WASHINGTON — A letter from the grains industry to the Dietary Guidelines Advisory Committee used a series of pasta research studies to further demonstrate the healthfulness of grain-based foods.
While the research has not been published, abstracts presented from four studies demonstrate that pasta consumption is associated with higher diet quality, including higher intake of whole grains, total vegetables and a number of key nutrients. Additionally, lower body weights and reduced waist circumference were seen in adult females who consumed more pasta. No association was seen between body weight and pasta consumption in adult men.
The letter was addressed to Kristin Koegel of the U.S. Department of Agriculture’s Food and Nutrition Service, Center for Nutrition Policy and Promotion and updated the Grain Chain’s comments to the 2020 Dietary Guidelines Advisory Committee.

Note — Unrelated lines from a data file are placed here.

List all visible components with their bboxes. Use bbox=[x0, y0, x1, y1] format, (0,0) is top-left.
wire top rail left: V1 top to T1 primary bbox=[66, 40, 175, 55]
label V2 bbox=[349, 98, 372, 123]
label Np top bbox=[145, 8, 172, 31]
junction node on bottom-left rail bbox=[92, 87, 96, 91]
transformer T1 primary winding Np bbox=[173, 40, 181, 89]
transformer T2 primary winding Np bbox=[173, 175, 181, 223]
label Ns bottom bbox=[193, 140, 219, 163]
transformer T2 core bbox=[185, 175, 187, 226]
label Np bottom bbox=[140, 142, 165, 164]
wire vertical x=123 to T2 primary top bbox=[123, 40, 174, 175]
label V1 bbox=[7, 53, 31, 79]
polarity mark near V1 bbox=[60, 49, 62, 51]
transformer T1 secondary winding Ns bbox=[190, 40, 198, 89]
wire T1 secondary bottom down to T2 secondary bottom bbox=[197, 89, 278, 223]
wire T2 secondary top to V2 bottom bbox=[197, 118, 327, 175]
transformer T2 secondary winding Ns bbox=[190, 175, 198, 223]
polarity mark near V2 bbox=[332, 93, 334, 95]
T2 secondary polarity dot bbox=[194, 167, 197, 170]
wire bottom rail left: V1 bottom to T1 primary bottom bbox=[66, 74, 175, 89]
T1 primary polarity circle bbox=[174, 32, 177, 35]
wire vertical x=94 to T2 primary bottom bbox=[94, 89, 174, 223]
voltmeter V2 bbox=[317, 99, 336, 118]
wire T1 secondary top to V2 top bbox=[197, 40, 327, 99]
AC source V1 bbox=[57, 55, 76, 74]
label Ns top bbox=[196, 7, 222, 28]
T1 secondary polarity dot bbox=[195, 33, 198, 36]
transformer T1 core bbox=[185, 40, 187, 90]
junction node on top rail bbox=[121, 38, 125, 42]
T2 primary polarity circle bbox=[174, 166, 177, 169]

A second study found that pasta consumption was associated with higher dietary quality in children, including intake of vegetables and key nutrients, lower intake of sugar and saturated fat than was the case for children who do not consume.
The third study found that pasta consumption is associated with improved intake of many foods encouraged in the dietary guidance, including higher intake of vegetables, tomatoes and whole grains in the U.S. adult population. At the same time, pasta intake is linked to lower intake of solid fat. For children, findings were similar.
In a fourth study, pasta consumption was associated with improved nutrient adequacy and increased dietary fiber, whole grains and vegetable consumption in U.S. adults.
Each of the studies was conducted by Yanni Papanikolaou, vice-president, nutrition, Nutritional Strategies, Inc., Toronto.